В  мою  задачу не входит рассмотрение  вопроса  о  положении  евреев  в Советском  Союзе,  мне  это  не  по  плечу,  я  пишу  о  себе,  о  судьбе  и

мировосприятии  человека,   прошедшего,  по  выражению   остряка  Губермана, "нелегкий путь из евреев в греки".

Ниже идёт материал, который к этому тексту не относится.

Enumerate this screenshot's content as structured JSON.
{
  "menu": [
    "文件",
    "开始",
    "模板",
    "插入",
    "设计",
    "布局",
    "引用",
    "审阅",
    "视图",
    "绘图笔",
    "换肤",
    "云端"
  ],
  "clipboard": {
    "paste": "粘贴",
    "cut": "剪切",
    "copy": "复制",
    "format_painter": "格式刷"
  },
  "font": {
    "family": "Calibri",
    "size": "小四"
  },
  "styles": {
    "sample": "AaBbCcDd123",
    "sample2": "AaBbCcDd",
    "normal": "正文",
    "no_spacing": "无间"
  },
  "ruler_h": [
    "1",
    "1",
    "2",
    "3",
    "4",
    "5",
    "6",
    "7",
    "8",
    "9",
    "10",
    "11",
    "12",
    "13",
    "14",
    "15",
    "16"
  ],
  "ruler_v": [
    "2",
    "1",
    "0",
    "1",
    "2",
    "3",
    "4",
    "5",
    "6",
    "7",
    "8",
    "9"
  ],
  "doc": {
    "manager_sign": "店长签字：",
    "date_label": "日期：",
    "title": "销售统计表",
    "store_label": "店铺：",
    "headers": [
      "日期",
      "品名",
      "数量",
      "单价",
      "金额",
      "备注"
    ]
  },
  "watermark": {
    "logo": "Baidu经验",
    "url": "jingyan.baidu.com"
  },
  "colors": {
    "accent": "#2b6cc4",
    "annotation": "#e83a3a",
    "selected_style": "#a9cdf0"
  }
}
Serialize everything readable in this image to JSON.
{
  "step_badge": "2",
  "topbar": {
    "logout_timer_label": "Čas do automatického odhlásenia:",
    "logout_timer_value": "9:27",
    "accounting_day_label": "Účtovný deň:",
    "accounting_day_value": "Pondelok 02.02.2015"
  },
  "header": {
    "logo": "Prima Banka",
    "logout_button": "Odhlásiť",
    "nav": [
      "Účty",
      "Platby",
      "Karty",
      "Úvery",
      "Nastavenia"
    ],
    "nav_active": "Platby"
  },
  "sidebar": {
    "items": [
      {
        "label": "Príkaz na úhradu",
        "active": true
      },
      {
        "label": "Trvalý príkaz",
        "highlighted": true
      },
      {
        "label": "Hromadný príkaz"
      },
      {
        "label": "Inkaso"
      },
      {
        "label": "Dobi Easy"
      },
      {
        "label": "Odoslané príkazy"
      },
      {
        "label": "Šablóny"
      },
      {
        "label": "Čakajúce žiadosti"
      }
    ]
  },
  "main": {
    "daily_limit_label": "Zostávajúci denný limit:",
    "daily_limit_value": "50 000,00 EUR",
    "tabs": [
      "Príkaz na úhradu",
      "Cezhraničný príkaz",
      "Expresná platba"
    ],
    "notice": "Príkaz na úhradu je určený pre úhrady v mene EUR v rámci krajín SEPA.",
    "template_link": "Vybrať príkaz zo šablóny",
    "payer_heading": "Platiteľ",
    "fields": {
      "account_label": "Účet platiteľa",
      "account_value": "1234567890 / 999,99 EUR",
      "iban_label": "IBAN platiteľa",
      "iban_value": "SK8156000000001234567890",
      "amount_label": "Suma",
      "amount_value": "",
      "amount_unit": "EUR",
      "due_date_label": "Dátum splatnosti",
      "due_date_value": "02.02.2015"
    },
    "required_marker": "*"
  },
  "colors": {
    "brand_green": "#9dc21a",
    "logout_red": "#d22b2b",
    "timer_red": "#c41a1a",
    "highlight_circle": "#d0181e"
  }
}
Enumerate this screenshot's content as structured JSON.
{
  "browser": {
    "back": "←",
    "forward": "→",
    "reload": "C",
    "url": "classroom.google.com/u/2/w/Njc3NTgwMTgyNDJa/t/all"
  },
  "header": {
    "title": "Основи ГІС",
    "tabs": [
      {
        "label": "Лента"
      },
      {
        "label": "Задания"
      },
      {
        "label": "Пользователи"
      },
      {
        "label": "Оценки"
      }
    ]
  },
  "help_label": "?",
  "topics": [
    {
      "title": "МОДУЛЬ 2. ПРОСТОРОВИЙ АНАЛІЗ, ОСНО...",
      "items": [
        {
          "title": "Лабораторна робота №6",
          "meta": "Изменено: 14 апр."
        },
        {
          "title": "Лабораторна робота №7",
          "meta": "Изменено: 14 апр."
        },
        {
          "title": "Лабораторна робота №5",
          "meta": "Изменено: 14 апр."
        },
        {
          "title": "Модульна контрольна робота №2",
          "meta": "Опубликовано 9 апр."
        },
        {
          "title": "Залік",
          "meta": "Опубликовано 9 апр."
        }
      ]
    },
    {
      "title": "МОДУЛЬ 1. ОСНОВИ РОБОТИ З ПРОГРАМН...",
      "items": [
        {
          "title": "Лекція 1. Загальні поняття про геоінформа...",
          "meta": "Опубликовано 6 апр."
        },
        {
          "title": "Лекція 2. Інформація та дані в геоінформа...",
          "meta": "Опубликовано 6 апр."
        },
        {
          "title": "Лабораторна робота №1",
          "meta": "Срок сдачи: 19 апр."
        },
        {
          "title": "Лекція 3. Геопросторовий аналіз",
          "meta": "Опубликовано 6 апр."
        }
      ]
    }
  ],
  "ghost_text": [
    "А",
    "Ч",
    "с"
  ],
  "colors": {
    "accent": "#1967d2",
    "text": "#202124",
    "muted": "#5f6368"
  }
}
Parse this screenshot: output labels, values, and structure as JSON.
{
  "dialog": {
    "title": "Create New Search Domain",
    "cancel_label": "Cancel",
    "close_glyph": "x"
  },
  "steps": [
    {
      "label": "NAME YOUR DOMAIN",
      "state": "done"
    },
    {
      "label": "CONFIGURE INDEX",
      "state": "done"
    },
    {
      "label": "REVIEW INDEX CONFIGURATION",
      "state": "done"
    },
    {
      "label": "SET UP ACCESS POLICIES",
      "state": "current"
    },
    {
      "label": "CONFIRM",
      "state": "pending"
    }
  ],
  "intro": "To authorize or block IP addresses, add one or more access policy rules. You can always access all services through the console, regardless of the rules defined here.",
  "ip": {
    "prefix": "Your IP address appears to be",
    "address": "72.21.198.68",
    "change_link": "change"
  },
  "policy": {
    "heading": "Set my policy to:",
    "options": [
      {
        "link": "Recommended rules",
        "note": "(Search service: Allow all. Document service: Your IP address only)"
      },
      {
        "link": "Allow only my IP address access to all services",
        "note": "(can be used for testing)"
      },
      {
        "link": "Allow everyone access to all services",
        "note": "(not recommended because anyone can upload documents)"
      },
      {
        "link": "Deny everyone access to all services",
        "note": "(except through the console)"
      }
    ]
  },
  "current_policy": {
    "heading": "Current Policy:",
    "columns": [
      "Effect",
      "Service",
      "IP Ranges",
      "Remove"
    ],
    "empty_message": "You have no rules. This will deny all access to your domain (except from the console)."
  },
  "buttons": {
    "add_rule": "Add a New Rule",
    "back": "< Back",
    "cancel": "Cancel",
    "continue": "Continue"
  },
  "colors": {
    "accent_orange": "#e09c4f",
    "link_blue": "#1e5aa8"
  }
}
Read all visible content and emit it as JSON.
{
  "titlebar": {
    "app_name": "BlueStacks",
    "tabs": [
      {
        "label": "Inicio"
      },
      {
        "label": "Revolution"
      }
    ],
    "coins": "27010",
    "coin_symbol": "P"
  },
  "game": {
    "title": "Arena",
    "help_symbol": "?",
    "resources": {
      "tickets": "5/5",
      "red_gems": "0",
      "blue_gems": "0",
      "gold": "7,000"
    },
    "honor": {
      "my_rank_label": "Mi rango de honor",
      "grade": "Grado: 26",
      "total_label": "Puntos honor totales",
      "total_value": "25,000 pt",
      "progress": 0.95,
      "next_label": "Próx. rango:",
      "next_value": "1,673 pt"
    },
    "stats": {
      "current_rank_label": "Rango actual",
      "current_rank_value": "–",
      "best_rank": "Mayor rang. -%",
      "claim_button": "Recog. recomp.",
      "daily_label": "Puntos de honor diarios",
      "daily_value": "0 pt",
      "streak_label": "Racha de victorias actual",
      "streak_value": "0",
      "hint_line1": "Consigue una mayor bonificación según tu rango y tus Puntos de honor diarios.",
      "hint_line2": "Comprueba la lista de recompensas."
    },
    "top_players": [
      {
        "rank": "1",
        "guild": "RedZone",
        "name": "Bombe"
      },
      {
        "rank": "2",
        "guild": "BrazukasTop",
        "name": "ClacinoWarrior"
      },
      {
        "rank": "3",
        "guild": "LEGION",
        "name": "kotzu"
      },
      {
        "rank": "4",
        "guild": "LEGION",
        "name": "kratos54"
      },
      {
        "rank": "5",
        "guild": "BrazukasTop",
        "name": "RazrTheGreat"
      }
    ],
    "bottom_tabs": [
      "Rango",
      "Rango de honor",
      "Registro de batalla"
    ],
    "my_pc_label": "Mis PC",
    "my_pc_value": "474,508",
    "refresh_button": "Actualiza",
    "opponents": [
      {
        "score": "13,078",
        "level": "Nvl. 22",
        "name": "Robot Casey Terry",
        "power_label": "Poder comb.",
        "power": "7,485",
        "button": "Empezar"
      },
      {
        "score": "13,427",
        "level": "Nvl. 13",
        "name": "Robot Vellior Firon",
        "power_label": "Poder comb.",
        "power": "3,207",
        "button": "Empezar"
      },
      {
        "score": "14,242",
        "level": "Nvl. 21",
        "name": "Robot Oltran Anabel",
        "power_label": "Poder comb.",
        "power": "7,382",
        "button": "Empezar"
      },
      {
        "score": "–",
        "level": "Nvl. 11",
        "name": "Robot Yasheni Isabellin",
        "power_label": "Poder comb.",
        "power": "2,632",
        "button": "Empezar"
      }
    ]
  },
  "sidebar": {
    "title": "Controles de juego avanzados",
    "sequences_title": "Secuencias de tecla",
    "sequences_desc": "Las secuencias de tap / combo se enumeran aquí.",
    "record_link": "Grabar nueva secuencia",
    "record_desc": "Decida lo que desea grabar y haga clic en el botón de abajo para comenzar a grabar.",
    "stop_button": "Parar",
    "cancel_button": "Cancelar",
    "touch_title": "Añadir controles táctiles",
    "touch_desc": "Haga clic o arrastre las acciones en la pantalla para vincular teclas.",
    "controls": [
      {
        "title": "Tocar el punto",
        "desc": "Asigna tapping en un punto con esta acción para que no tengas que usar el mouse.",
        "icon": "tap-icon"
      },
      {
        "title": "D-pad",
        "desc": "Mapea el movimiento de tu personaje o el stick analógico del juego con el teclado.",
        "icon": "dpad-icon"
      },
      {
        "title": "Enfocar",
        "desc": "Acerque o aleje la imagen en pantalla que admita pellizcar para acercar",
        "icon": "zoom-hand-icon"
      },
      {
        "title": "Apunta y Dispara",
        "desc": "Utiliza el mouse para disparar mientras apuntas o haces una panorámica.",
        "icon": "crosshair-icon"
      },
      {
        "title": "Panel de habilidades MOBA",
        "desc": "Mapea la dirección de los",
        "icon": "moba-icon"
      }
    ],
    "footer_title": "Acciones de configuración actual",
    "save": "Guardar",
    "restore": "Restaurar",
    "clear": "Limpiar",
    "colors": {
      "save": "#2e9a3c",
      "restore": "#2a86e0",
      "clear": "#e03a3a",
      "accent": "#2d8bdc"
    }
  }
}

Поэтому о могучем антисемитском взрыве, произошедшем у нас  в последние годы  жизни Сталина,  я скажу кратко,  он  меня  не коснулся.  То  был взрыв

замедленного,   если  так  позволено  сказать,  действия.  Не  единая,   все уничтожающая вспышка,  как  в Хиросиме,  а некий постепенно  нарастающий,  с

временными затуханиями, огневой вал. Несмотря на трогательные усилия высоколобых Европы  оправдывать  любое   злодейство  страны  социализма  и   ее  лидера,

антисемитизм вплетал плевелы и тернии в венок из белых роз, которым увенчала Сталина  победа  над  Гитлером. Не менее точен был и расчет  Сталина в

отношении евреев. Ненависть  тут ни при чем – это острая  приправа к блюду, -- он не истерик Гитлер.  Но он уже понял до конца, что для  его глобальных планов  в  отношении Европы

и всего мира ему  нужен  только  русский  народ,  самый  большой,  самый терпеливый, покорный, безответный,  мягкая глина в руках  Ваятеля истории. Все остальные

народы,   населяющие   четырнадцать   союзных  республик,  для  этих   целей непригодны. Но ничего существенного дать народу,  предназначенному на  беспрерывное заклание,  Сталин не    

мог: ни земли, ни жилища, ни еды, ни одежды, ни предметов быта, ни тем паче свободы, да и кому она нужна? Но он мог дать нечто большее, довлеющее самой глубинной

сути  русского  народа,  такое  желанное  и  сладимое,  что  с  ним и  водка становится крепче, и хлеб вкуснее, и  душа горячее, -- антисемитизм. То была

воистину высокая плата за  подвиг русского народа в Отечественную  войну, за все  неисчислимые потери, уже понесенные  и предстоящие,  за обреченность на

дурную, нищую жизнь  и новые  чудовищные  эксперименты.  Параноиком  был  не Сталин,  а  все  остальные,  кто  не  верил  в  его антисемитизм,  доказывал

теоретическую  невозможность  расизма  в   социалистической   и  к  тому  же многонациональной стране. Сталин блистательно опроверг этих недоумков.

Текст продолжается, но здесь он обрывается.